Thursday, March 13, 2008

Construction Worker Killed as Wall Collapses in Brooklyn

A construction worker digging a foundation in Brooklyn was killed on Wednesday when part of a wall from the building next door collapsed on him.

The 30-year-old worker, whose name was not released, was pronounced dead at Brookdale University Hospital and Medical Center. Another worker, who was also injured in the collapse, refused treatment.

The city Buildings Department said the accident occurred about 10 a.m. when workers were digging the foundation for a commercial building at 791 Glenmore Avenue in East New York and undermined the wall next door.

The wall should have been shored up, said the buildings commissioner, Patricia J. Lancaster, who visited the site. She added that there was “evidence of shoddy work conditions” and that the department had issued a stop-work order.

“This work should not have been going on here this morning,” Ms. Lancaster said.

The site, at Shepherd Avenue, had been excavated about 8 to 9 feet deep, stretching below the ground floor of the adjacent residential building, where an extended family of seven lived in apartments.

The part of the building’s outer wall that collapsed spilled rubble into the pit, leaving a ragged hole that exposed pipes, wiring and some of the interior of an apartment: a closet, drinking glasses and an aquarium.

The three people inside the residential building, 795 Glenmore Avenue, escaped unhurt, but they and the rest of their family were left homeless, and said the Red Cross was providing shelter. In the afternoon, the authorities pulled down the rest of the building, which is owned by William Lattarulo, who also owns the site under construction.

Before then, officials retrieved belongings, including bags of clothes, two plastic cases filled with documents, photo albums, a laptop and a portrait of one of the women who lived there.

That woman, Joan Michelle Fresse, 46, said she was in her apartment on the second floor when the wall started cracking.

“I grabbed my coat, I went to get my mother and the front door was jammed,” she said. The two women and Charles Triola, Ms. Fresse’s brother, escaped through the back door.

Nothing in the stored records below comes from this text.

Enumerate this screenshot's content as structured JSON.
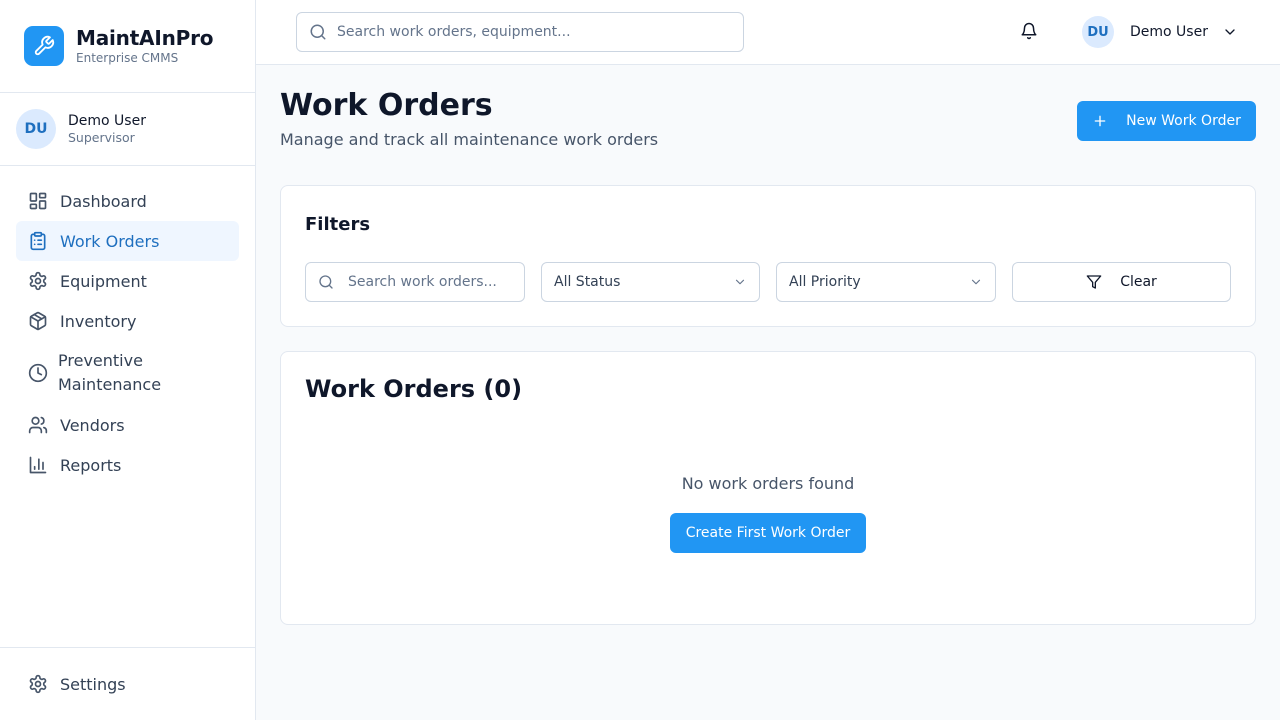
{
  "brand": {
    "name": "MaintAInPro",
    "subtitle": "Enterprise CMMS",
    "icon": "wrench-icon"
  },
  "sidebar_user": {
    "initials": "DU",
    "name": "Demo User",
    "role": "Supervisor"
  },
  "nav": {
    "items": [
      {
        "label": "Dashboard",
        "icon": "dashboard-icon"
      },
      {
        "label": "Work Orders",
        "icon": "clipboard-icon",
        "active": true
      },
      {
        "label": "Equipment",
        "icon": "gear-icon"
      },
      {
        "label": "Inventory",
        "icon": "package-icon"
      },
      {
        "label_line1": "Preventive",
        "label_line2": "Maintenance",
        "icon": "clock-icon"
      },
      {
        "label": "Vendors",
        "icon": "users-icon"
      },
      {
        "label": "Reports",
        "icon": "bar-chart-icon"
      }
    ],
    "settings": {
      "label": "Settings",
      "icon": "gear-icon"
    }
  },
  "topbar": {
    "search_placeholder": "Search work orders, equipment...",
    "user_initials": "DU",
    "user_name": "Demo User"
  },
  "page": {
    "title": "Work Orders",
    "subtitle": "Manage and track all maintenance work orders",
    "new_button": "New Work Order"
  },
  "filters": {
    "title": "Filters",
    "search_placeholder": "Search work orders...",
    "status_selected": "All Status",
    "priority_selected": "All Priority",
    "clear_label": "Clear"
  },
  "list": {
    "title": "Work Orders (0)",
    "empty_message": "No work orders found",
    "create_button": "Create First Work Order"
  },
  "colors": {
    "accent": "#2196f3",
    "active_bg": "#eff6ff",
    "active_text": "#1e6fbf",
    "avatar_bg": "#dbeafe"
  }
}
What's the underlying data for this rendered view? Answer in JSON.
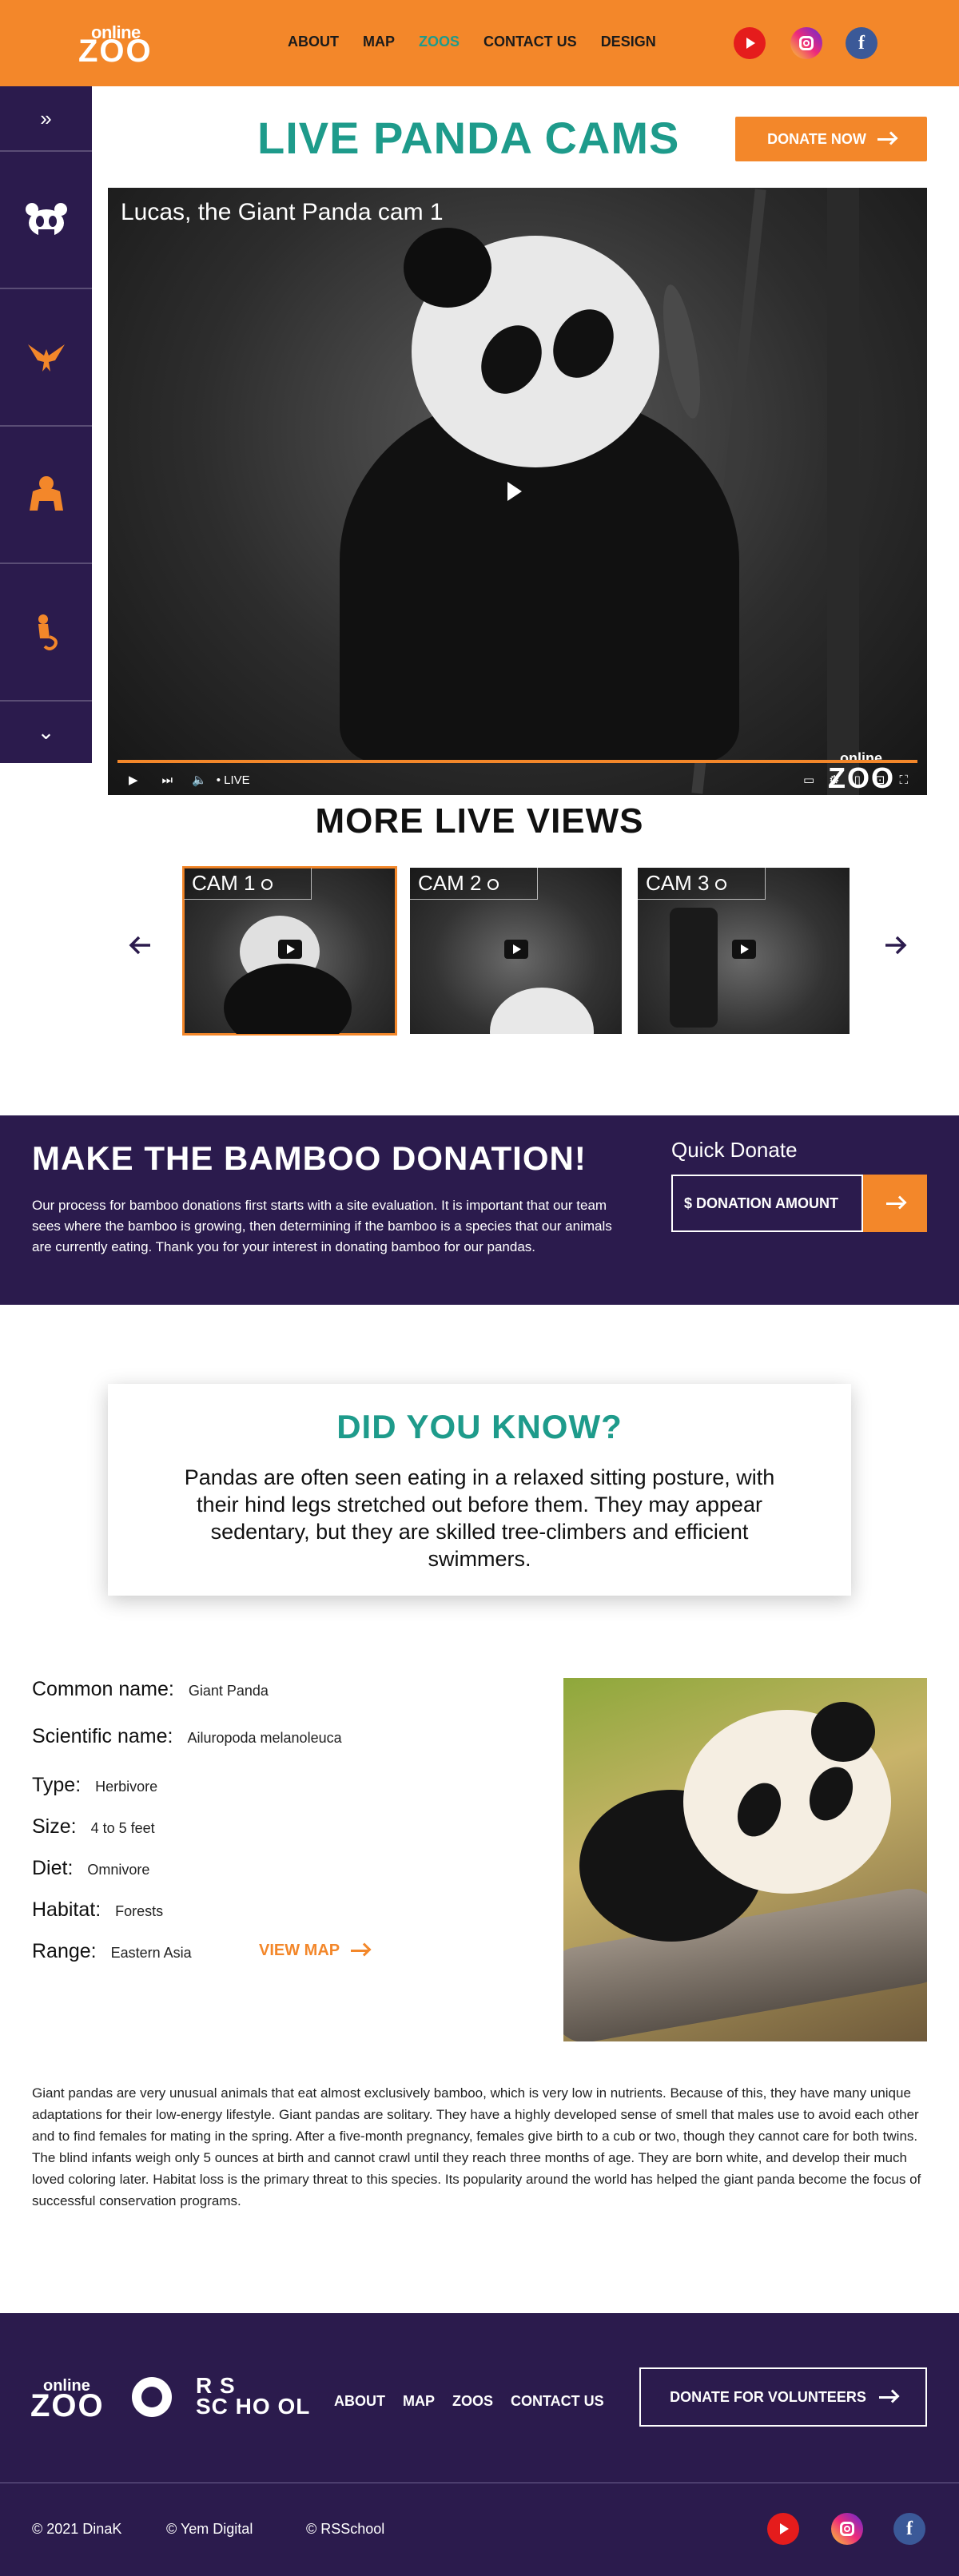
{
  "header": {
    "logo_top": "online",
    "logo_bottom": "ZOO",
    "nav": [
      "ABOUT",
      "MAP",
      "ZOOS",
      "CONTACT US",
      "DESIGN"
    ],
    "active_nav": "ZOOS",
    "social": [
      "youtube-icon",
      "instagram-icon",
      "facebook-icon"
    ]
  },
  "sidebar": {
    "items": [
      "expand-icon",
      "panda-icon",
      "eagle-icon",
      "gorilla-icon",
      "lemur-icon",
      "chevron-down-icon"
    ]
  },
  "live": {
    "title": "LIVE PANDA CAMS",
    "donate_label": "DONATE NOW",
    "video_title": "Lucas, the Giant Panda cam 1",
    "live_label": "• LIVE",
    "watermark_top": "online",
    "watermark_bottom": "ZOO"
  },
  "more": {
    "title": "MORE LIVE VIEWS",
    "cams": [
      "CAM 1",
      "CAM 2",
      "CAM 3"
    ],
    "active_cam": 0
  },
  "donation": {
    "title": "MAKE THE BAMBOO DONATION!",
    "text": "Our process for bamboo donations first starts with a site evaluation. It is important that our team sees where the bamboo is growing, then determining if the bamboo is a species that our animals are currently eating. Thank you for your interest in donating bamboo for our pandas.",
    "quick_label": "Quick Donate",
    "amount_placeholder": "$ DONATION AMOUNT"
  },
  "did_you_know": {
    "title": "DID YOU KNOW?",
    "text": "Pandas are often seen eating in a relaxed sitting posture, with their hind legs stretched out before them. They may appear sedentary, but they are skilled tree-climbers and efficient swimmers."
  },
  "facts": {
    "common_name_label": "Common name:",
    "common_name": "Giant Panda",
    "scientific_label": "Scientific name:",
    "scientific": "Ailuropoda melanoleuca",
    "type_label": "Type:",
    "type": "Herbivore",
    "size_label": "Size:",
    "size": "4 to 5 feet",
    "diet_label": "Diet:",
    "diet": "Omnivore",
    "habitat_label": "Habitat:",
    "habitat": "Forests",
    "range_label": "Range:",
    "range": "Eastern Asia",
    "view_map": "VIEW MAP"
  },
  "description": "Giant pandas are very unusual animals that eat almost exclusively bamboo, which is very low in nutrients. Because of this, they have many unique adaptations for their low-energy lifestyle. Giant pandas are solitary. They have a highly developed sense of smell that males use to avoid each other and to find females for mating in the spring. After a five-month pregnancy, females give birth to a cub or two, though they cannot care for both twins. The blind infants weigh only 5 ounces at birth and cannot crawl until they reach three months of age. They are born white, and develop their much loved coloring later. Habitat loss is the primary threat to this species. Its popularity around the world has helped the giant panda become the focus of successful conservation programs.",
  "footer": {
    "logo_top": "online",
    "logo_bottom": "ZOO",
    "rss_top": "R S",
    "rss_bottom": "SC HO OL",
    "nav": [
      "ABOUT",
      "MAP",
      "ZOOS",
      "CONTACT US"
    ],
    "volunteer_label": "DONATE FOR VOLUNTEERS",
    "copyright": [
      "© 2021 DinaK",
      "© Yem Digital",
      "© RSSchool"
    ]
  },
  "colors": {
    "accent": "#f3872a",
    "teal": "#1e9b8b",
    "dark": "#2b1b4d"
  }
}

Another brother, Michael Delaro, 36, a medical equipment technician, said he was away from home when he learned of the accident. He said the workers started digging in the lot about a month ago. He and other family members became irate when they learned their home would be taken down, and some started crying when it happened.

“If I’m going to be homeless, he should be, too,” Mr. Delaro said, referring to the landlord.

Mr. Triola added, “They could have shored up the wall, but they didn’t because it’s a poor neighborhood.”

Ms. Lancaster said that the permits for a construction fence, a new building, and underpinning and shoring had expired earlier this month. She said that there were no violations or complaints against the owner, but that the architect, engineer and contractors faced fines and censure.

The Buildings Department said in a statement that the two workers were “reportedly” employed by Greenleaf Construction. Eight violations are being issued against the contractor, the department said. Santosh Nath, a supervisor who answered the phone at Greenleaf, referred all calls to Mr. Lattarulo, the owner of the work site and of the house next door.

Mr. Lattarulo said in a telephone call that he was sorry about the accident, which he called a “cave-in,” and that he had no further comment.

The department said it expected to issue violations against the engineer, Louis Sanchez, of Sanchez Associates. A message left at his office was not returned on Wednesday.